『NBAの対コロナ作戦 ; バブル方式顛末記』
書籍情報
なぜ読んだか
本屋でたまたま本書が目についた。もともとNBAは好きだし、コロナの間にバブルという方式をとり試合を行っていたのも知ってはいたが、具体的な内容はそういえば全然知らないなと思った。(バブルがなにかについては以下の記事がわかりやすい。)
冷静に考えると、ディズニー・ワールドの中に隔離空間を作り出すってめちゃくちゃなことをしているなと思い、読んでみようと思った。
記憶に残ったこと
どちらかというと「どのようにバブル方式を行うか決め、どうやって実行されたか」みたいな企画者側の部分に興味があったのだが、著者がバスケットボールの記者であるのもありどちらかというと参加者側の内容だった。
そのため、当初の期待とは異なったが、十分に面白かった。
バブルでの生活
当然、非常に厳密な感染対策を取っている。というのも、150億円以上の費用をかけているのに結局内部で感染爆発して試合ができなくなれば大損失であるし、なにより生命に関わる。そのため、毎日のPCR検査はもちろん、厳密なソーシャルディスタンスや活動範囲制限がある。しかも、最初から最後まで勝ち残ったチームはこれが90日間も続くのだ。
そういった身体的な苦しみもあれば、当然だが精神的な苦しみも強い。
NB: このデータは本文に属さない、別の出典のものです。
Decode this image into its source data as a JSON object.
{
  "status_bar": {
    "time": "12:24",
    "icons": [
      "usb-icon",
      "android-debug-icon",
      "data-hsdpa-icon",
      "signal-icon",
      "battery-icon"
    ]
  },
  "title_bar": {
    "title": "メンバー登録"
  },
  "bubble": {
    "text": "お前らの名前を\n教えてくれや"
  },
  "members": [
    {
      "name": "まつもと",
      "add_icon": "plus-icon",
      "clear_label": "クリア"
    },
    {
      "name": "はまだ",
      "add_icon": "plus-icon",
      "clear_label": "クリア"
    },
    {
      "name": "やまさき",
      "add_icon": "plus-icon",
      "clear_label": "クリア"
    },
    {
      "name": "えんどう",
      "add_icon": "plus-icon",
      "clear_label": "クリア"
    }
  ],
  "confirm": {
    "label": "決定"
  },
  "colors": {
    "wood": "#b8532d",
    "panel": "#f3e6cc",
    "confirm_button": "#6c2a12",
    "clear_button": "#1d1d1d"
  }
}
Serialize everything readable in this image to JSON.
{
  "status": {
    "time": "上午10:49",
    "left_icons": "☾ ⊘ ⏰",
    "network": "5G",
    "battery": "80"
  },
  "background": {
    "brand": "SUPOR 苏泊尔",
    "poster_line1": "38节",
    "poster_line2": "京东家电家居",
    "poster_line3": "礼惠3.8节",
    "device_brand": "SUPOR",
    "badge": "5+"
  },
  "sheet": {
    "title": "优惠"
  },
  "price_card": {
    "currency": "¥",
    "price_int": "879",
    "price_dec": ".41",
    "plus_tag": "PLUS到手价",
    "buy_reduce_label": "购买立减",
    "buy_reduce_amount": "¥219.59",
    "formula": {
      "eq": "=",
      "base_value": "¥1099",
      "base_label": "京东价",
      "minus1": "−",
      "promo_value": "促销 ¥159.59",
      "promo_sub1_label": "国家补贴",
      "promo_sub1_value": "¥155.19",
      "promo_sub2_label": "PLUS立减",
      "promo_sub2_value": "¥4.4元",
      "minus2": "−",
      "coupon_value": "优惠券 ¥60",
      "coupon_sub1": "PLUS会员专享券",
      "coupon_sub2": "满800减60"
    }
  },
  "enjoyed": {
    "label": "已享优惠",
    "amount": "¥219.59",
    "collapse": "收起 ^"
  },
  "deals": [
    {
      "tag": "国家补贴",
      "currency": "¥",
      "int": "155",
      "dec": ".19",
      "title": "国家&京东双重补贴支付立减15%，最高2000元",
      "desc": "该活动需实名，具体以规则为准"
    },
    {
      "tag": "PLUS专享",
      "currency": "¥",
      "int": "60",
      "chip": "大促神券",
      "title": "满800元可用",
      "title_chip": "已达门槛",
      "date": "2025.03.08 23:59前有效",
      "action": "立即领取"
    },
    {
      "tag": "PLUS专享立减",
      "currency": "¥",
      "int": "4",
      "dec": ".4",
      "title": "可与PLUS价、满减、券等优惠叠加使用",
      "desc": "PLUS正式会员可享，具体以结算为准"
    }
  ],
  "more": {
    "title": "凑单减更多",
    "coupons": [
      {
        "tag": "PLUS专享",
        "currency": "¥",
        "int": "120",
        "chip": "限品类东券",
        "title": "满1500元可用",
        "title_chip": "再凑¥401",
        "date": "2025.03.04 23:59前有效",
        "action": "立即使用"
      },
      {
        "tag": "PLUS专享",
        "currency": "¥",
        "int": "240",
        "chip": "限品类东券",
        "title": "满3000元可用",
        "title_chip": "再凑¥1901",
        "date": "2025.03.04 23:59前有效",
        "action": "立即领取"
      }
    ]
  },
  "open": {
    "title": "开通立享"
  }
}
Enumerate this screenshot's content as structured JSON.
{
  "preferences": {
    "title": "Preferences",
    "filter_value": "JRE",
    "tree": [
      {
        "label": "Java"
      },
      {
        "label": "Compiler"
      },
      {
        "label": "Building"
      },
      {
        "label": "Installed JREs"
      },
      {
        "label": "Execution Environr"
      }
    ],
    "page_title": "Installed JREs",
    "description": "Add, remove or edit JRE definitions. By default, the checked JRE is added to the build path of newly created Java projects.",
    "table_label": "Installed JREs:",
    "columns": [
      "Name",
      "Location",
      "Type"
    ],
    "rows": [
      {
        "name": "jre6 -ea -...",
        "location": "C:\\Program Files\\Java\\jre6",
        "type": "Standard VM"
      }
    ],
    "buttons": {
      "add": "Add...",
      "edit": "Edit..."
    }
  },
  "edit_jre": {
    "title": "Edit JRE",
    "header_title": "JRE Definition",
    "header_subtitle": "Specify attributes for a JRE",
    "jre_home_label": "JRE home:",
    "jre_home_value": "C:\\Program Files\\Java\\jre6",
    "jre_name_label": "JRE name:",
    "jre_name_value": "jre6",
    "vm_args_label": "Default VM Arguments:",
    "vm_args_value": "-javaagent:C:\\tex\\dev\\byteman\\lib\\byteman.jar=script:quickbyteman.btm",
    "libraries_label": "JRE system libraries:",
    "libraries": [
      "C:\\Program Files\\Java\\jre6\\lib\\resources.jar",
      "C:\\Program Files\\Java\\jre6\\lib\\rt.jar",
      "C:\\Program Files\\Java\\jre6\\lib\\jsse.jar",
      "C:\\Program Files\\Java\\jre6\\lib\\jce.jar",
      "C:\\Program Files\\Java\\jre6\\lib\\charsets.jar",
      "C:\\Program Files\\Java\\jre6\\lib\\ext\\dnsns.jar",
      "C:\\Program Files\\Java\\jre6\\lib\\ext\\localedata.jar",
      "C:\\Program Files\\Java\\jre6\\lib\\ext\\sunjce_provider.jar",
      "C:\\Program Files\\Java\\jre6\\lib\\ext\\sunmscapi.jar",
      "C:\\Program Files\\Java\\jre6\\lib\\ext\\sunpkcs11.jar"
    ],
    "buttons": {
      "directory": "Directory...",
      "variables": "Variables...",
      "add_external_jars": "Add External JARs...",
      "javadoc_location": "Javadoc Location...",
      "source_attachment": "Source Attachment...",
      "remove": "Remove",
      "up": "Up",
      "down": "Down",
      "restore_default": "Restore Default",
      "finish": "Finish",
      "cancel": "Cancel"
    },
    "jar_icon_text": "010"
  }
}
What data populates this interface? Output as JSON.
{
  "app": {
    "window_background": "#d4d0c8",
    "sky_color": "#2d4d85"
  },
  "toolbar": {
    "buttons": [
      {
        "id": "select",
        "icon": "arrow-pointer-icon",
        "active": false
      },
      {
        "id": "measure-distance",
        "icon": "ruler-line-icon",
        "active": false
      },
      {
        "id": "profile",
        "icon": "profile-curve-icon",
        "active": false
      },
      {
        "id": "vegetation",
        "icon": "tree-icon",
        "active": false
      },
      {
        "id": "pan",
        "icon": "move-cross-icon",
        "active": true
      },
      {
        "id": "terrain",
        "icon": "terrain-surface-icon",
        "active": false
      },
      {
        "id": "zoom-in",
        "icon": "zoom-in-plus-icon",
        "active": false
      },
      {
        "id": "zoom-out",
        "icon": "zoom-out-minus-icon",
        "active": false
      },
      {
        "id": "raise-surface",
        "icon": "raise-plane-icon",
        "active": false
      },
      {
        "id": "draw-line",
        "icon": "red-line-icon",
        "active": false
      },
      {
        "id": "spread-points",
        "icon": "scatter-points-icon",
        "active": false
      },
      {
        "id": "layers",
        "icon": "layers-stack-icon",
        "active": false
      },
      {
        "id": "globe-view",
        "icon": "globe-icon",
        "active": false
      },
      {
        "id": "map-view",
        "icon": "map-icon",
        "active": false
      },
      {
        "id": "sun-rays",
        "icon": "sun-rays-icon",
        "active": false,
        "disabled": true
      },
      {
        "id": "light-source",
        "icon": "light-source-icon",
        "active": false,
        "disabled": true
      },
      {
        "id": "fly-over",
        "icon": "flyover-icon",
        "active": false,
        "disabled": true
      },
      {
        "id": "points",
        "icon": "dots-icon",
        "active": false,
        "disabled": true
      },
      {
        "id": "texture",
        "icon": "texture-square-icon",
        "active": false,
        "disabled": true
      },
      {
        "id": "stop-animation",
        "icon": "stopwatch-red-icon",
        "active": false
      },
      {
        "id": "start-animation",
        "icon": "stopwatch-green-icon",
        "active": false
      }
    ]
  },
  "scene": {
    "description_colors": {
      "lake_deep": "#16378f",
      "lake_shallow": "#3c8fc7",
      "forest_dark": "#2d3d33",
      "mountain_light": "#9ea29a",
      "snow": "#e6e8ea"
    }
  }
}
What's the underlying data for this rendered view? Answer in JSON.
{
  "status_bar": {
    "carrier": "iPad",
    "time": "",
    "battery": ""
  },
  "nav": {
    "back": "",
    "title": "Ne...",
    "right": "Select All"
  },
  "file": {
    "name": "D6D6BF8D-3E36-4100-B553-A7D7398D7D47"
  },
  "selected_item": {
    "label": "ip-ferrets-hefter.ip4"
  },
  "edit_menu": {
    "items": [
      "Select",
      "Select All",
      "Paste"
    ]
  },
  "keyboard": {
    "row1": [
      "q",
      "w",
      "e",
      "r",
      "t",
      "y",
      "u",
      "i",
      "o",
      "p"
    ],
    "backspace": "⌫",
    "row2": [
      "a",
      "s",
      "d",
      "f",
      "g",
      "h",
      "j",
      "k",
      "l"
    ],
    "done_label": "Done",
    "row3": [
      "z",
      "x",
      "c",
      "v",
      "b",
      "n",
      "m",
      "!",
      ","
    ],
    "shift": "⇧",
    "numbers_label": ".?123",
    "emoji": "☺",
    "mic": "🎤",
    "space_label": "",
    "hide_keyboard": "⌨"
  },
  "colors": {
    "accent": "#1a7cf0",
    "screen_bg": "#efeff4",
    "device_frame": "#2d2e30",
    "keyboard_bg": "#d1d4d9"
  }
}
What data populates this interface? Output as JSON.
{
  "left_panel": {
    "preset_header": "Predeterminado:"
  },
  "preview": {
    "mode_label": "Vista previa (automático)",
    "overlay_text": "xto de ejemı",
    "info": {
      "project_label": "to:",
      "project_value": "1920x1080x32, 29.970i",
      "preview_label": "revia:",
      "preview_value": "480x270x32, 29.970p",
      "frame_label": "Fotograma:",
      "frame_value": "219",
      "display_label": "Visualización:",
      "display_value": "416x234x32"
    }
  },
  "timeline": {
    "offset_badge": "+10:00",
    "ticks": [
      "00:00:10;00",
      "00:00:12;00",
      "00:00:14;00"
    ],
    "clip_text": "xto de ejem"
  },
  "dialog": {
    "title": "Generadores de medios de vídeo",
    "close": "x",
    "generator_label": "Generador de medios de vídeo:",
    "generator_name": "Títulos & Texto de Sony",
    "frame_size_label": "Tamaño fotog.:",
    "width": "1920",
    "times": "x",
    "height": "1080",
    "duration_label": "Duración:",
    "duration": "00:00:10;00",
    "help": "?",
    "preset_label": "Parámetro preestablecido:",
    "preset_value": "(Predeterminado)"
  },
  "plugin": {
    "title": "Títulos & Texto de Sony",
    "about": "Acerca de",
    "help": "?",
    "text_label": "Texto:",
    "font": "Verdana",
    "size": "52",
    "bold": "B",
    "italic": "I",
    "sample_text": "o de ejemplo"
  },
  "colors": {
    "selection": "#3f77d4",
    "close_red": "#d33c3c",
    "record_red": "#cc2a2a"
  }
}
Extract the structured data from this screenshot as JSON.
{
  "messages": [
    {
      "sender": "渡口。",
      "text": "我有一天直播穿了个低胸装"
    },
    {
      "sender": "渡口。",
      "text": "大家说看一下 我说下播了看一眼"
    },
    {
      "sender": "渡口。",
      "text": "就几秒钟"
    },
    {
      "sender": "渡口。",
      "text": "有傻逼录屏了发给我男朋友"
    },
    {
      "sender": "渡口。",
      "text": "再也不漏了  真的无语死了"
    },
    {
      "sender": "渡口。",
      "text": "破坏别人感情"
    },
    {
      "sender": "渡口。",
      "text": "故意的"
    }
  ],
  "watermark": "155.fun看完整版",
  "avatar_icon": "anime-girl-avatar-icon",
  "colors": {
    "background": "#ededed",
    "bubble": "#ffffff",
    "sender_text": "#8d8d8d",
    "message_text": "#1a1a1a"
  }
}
ニュースだけでみていると忘れがちだが、当然90日間もそのような状態であれば正気を保つのは誰でも難しい。著者本人の体験と、選手へのインタビューからそういった状態についての描写があり、改めて過酷さを知った。
人種差別問題
ちょうどバブル開催中の期間にBLM(Black Lives matter)のきっかけとなる事件が起きた。これももちろん日本からニュースとしてはみていて、内容は知っていた。BLMを受けて、NBAの試合が数試合ボイコットされたことも知っていた。ただ、私はどこか「少ししたら再開するだろうな」くらいに思っていて、実際に少しの期間をあけて試合は再開された。
しかしながら、本書を読むとBLM自体をいかに選手やNBA自体が重く捉えていて、それが精神的に選手にも大きな影響を与えていたことがよく感じられた。NBA選手はお金もあるし、セレブであるともいえるが、そんなのは関係なく黒人のコミュニティとして落ち込み、そして強く憤りを覚えていた。試合もボイコットされたまま再開されない可能性もあり、それほどまでに深刻な状態だったのだ。改めてアメリカの人種差別の深刻さとそれに対しての強い憤りが生々しく感じられた。
感想
上述の通り、当初期待していたものとは違う内容ではあったがとても楽しめた。それぞれ選手の生活や性格も垣間見えるようなエピソードもあった。著者は普段純粋なバスケットボールの記者でもあるため、当然ながらバスケットボールに対しての戦術やプレイの描写がうまく、バスケットボールの試合が見たくなるような文であった。
この本を読むことで、NBAの選手の人柄がうかがえる本をもっと読んでみたいと思ったところ、ちょうど最近LeBronの自伝(?)が出版されていたので、購入してみた。ただ、自分史上最も厚い本であるかもしれないってレベルでボリュームがあり(688ページある笑)、ビビっている笑。
少しライトな本を一旦挟むかも。